Nasrallah not only may have overestimated his capacity to challenge such sovereignty in Egypt, he may have also overestimated the weakness of the states he opposes. Hizbullah and Hamas err in assuming that the Arab regimes can be as easily overcome as were their own national authorities - the Palestinian Authority in Hamas' case, the Lebanese government in Hizbullah's. The Arab state system has doubtless lost a great deal of its vigor in the last two decades, a result of regimes proposing nothing new, stifling their own people, and seemingly incapable of either fighting Israel or convincing it to cede to the Palestinians their most basic national rights. However, most Arabs won't abandon their states for the pull of non-state military actors that promise only a project of war.

This is where Israel comes in, specifically its consistent miscalculations when it comes to the Palestinians. Far from strengthening the hand of the Arab states and the Palestinian Authority, the Israelis have only ensured that Iran and the non-state Islamist actors gain strength. By systematically humiliating the Palestinian Authority and displaying little genuine willingness to follow through on territorial compromises, the Israelis have denied the Palestinians any political horizon. At this stage, talk of a negotiated solution to the Palestinian conflict seems naive. Neither Israelis nor Palestinians are capable of reaching a mutually acceptable solution to their dispute, and that pleases Hamas to no end.

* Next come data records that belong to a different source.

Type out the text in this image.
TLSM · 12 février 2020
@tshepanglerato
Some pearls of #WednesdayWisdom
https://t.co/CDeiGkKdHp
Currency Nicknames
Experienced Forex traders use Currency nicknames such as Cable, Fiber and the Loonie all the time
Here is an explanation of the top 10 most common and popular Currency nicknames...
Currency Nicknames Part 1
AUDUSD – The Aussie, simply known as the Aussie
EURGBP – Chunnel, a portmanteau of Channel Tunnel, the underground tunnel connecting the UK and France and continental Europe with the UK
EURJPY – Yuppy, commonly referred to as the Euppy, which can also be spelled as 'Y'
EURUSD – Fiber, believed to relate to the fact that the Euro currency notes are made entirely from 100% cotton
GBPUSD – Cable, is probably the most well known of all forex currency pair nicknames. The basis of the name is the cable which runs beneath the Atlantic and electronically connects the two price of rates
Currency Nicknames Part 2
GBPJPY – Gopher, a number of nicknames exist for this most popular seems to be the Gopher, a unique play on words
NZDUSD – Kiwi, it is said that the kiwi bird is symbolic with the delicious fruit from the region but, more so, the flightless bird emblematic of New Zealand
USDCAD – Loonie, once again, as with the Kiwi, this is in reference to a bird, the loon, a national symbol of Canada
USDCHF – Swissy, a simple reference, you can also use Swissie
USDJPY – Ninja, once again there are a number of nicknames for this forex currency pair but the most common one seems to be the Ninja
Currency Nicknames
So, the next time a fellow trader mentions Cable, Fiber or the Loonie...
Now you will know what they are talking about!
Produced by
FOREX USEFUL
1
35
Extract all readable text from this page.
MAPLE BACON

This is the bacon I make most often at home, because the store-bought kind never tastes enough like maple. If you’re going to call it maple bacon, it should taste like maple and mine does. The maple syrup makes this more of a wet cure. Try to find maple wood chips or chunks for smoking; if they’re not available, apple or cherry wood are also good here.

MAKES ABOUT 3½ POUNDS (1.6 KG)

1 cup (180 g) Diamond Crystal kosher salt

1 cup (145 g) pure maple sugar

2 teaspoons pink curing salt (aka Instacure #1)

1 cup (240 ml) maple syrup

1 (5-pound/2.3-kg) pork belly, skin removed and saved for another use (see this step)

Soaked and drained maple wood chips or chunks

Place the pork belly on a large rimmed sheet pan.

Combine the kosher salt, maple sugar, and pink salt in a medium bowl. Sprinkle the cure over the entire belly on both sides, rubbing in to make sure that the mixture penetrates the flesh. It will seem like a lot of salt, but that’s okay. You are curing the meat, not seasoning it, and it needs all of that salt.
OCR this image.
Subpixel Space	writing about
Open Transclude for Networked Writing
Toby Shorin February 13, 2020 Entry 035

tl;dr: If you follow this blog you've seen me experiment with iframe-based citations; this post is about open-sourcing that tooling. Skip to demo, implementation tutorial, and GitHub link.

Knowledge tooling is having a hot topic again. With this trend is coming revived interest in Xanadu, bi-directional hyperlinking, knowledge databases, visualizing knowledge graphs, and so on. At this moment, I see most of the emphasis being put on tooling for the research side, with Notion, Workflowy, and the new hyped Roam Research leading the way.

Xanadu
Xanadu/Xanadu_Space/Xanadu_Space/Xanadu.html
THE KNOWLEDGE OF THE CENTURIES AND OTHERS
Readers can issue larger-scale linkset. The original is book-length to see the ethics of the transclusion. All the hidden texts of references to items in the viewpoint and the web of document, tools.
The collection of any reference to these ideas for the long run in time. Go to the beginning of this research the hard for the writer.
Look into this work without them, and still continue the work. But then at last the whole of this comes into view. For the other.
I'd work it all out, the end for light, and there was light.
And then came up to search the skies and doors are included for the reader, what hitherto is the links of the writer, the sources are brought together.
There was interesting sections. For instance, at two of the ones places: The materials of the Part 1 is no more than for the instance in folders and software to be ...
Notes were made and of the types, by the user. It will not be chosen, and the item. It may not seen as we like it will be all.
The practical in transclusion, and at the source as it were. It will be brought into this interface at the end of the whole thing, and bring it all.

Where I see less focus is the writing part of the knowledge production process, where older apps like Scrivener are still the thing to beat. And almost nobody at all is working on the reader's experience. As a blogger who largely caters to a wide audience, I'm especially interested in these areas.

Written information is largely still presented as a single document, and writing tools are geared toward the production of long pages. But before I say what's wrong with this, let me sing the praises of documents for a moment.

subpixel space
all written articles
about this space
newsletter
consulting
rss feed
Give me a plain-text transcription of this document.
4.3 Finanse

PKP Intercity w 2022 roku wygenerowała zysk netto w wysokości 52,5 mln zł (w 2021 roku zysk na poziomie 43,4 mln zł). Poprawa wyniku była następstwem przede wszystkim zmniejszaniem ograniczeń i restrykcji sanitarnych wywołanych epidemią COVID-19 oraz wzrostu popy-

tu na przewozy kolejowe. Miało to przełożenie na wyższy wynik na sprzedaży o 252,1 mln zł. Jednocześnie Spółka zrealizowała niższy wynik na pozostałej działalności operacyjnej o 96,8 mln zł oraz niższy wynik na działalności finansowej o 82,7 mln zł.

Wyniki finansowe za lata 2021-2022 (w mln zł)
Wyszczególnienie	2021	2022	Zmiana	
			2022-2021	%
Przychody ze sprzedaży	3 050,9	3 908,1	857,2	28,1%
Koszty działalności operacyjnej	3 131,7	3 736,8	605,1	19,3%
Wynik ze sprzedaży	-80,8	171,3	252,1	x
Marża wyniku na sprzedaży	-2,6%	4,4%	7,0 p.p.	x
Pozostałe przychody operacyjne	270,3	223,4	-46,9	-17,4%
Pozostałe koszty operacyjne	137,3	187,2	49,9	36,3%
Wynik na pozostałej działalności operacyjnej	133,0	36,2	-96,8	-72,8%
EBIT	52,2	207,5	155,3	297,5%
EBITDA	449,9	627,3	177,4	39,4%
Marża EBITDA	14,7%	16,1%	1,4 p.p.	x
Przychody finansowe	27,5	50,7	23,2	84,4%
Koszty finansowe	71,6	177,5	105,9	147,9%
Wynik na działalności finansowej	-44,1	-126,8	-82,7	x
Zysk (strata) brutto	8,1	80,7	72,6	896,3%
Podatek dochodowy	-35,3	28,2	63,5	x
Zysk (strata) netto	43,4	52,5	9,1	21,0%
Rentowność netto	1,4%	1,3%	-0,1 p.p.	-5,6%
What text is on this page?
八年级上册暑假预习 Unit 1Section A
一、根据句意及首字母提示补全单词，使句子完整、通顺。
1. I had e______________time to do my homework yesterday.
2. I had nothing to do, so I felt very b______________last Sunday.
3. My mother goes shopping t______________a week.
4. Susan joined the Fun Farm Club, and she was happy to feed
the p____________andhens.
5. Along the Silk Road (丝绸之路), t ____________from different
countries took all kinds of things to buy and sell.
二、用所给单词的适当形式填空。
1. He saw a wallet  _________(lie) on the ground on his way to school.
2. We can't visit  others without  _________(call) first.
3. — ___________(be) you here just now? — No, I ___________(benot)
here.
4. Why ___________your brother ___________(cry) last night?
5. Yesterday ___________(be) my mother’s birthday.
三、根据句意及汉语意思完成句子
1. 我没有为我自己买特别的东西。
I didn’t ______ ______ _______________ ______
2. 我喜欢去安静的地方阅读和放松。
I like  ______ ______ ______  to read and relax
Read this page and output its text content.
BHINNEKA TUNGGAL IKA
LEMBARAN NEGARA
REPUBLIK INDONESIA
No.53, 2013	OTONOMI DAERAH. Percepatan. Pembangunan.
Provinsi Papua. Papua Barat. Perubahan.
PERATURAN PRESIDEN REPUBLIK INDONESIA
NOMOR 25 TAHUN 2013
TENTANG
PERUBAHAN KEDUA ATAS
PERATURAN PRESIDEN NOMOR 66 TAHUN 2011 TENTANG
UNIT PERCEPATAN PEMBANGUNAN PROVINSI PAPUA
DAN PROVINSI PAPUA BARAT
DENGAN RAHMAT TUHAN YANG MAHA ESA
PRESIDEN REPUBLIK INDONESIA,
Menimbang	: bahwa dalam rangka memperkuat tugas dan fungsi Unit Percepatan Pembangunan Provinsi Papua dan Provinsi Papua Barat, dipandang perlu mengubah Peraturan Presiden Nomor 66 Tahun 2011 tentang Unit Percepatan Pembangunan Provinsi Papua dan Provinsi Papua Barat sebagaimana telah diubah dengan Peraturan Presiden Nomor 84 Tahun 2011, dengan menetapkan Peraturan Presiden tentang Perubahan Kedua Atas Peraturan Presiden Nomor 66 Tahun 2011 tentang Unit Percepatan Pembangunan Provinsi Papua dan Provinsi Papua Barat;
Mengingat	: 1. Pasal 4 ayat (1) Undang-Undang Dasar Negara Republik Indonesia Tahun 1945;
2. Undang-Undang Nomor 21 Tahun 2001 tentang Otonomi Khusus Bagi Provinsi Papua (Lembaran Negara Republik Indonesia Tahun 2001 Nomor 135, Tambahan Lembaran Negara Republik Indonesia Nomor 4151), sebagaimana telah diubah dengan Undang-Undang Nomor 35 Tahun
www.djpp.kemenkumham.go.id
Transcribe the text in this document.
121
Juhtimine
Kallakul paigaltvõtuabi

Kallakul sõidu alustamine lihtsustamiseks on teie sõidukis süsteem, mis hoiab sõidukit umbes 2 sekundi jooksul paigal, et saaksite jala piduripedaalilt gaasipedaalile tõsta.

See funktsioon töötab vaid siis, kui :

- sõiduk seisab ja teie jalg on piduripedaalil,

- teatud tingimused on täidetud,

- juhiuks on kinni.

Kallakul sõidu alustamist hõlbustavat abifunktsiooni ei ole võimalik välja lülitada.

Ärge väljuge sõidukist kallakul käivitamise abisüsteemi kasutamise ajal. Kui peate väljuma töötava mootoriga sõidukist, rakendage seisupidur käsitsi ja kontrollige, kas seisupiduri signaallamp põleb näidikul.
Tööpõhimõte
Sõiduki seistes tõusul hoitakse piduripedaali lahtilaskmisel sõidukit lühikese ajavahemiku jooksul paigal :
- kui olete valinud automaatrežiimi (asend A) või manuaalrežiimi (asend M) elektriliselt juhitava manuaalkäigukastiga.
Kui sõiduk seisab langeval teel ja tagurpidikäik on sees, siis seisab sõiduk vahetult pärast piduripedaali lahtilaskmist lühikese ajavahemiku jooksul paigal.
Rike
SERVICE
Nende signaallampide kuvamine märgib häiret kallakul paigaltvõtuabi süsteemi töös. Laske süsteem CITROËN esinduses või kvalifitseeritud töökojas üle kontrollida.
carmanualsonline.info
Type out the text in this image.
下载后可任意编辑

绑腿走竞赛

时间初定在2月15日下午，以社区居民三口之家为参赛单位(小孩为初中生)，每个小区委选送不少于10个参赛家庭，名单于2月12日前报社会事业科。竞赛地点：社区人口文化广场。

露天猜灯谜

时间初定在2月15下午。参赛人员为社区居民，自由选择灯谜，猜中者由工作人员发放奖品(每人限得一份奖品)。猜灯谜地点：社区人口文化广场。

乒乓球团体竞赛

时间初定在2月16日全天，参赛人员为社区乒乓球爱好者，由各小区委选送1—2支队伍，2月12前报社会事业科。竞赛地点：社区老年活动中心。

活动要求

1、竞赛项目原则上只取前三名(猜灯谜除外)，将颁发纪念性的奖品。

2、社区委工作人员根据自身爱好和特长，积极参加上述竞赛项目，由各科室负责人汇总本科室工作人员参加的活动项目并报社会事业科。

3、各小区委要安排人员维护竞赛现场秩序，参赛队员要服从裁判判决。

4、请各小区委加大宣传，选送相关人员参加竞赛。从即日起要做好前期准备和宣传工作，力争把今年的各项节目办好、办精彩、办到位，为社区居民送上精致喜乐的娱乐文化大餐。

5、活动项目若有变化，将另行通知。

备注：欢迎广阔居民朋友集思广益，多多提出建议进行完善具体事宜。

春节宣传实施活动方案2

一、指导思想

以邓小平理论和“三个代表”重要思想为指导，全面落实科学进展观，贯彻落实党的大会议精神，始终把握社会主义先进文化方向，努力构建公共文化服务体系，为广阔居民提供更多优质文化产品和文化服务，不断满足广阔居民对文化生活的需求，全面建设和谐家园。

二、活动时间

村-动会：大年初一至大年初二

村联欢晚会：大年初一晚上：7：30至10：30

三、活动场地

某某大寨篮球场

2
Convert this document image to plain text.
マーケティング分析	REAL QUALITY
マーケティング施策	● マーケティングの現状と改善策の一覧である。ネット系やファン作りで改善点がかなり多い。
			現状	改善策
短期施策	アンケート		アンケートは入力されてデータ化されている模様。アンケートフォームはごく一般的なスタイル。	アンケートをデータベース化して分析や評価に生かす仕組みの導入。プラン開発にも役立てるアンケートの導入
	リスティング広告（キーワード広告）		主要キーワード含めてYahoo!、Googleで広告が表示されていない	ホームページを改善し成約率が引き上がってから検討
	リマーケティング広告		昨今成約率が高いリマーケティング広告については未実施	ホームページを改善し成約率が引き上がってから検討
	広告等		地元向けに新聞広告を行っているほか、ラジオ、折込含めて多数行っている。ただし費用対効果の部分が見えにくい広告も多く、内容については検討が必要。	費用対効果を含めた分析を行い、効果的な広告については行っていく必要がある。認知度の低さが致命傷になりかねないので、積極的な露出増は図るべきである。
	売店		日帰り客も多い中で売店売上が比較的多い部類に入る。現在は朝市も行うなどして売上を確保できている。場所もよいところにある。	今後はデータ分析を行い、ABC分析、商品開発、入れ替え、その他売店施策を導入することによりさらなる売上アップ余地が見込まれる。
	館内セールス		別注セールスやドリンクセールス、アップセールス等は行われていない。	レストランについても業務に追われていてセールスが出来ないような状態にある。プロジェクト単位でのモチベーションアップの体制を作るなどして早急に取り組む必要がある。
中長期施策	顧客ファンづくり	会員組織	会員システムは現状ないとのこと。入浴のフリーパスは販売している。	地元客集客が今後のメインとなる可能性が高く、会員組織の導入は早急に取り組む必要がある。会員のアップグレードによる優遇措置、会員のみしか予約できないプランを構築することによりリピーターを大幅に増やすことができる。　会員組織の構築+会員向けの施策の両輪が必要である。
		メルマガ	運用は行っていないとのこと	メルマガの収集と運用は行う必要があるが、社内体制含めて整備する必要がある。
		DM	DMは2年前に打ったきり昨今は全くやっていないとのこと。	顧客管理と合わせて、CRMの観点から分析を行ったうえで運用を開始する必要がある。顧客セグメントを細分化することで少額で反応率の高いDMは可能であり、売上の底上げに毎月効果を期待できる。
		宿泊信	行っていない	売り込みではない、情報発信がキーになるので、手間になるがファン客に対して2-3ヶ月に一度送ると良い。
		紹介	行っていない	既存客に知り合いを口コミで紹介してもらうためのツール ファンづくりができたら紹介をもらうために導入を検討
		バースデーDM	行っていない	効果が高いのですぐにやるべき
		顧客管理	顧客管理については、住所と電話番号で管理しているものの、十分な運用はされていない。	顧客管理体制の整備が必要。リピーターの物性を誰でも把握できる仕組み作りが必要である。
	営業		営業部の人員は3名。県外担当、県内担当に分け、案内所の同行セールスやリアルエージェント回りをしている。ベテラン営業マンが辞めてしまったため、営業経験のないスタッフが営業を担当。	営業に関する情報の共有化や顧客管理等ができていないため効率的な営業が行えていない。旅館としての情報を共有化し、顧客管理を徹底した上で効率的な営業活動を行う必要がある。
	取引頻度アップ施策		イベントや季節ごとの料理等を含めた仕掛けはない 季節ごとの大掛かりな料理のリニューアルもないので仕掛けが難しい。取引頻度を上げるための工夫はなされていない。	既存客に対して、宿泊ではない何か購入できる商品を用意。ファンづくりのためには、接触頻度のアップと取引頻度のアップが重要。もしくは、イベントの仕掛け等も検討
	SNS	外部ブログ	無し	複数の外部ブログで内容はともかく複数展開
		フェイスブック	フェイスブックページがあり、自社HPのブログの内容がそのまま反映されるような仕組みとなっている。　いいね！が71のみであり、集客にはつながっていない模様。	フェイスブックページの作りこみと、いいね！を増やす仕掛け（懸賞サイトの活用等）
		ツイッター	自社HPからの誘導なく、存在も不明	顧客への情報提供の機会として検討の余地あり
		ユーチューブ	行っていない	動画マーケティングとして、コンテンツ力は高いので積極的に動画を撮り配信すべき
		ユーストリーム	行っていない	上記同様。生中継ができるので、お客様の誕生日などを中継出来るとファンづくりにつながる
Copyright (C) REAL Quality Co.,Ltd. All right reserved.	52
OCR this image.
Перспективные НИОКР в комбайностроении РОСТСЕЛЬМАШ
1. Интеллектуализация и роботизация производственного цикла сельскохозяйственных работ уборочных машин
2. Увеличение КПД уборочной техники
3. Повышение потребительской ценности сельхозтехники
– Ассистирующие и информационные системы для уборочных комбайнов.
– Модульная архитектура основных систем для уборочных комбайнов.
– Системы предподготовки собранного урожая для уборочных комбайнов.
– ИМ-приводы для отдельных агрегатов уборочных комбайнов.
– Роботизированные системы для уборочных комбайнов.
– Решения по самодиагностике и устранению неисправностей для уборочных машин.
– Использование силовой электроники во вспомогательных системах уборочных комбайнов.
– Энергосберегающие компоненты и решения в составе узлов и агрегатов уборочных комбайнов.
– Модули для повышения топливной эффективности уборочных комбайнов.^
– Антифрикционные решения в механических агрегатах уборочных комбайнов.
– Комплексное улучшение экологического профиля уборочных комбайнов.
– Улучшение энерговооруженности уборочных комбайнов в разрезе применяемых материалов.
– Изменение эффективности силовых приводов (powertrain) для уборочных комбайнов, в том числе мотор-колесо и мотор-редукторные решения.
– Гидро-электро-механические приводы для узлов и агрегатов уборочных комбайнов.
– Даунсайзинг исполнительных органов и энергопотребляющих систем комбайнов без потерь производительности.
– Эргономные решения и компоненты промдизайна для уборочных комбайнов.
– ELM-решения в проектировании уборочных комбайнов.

Iran, and with it Hamas, the Islamic Jihad and Hizbullah, have also prepared a welcoming present for Barack Obama. The US president-elect once said that resolving the Palestinian-Israeli conflict would be a priority. Good luck. The Arab peace plan of 2002 lies in tatters; Mahmoud Abbas will be the Palestinian president only until late January, when what remains of his legitimacy will evaporate; and Israel is likely to vote for a right-wing government even less prepared to arrive at a deal with the Palestinians than the present government. What a wonderful new year's gift this bloody Gaza attack has been for Hamas and its partners, above all for Iran and Syria, who now have great leverage to bargain with the Obama administration.

Meanwhile the Arab states and their regimes hang on, but without offering any prospect of rejuvenation, let alone a realistic peace scheme that could tilt the new Arab cold war in their favor.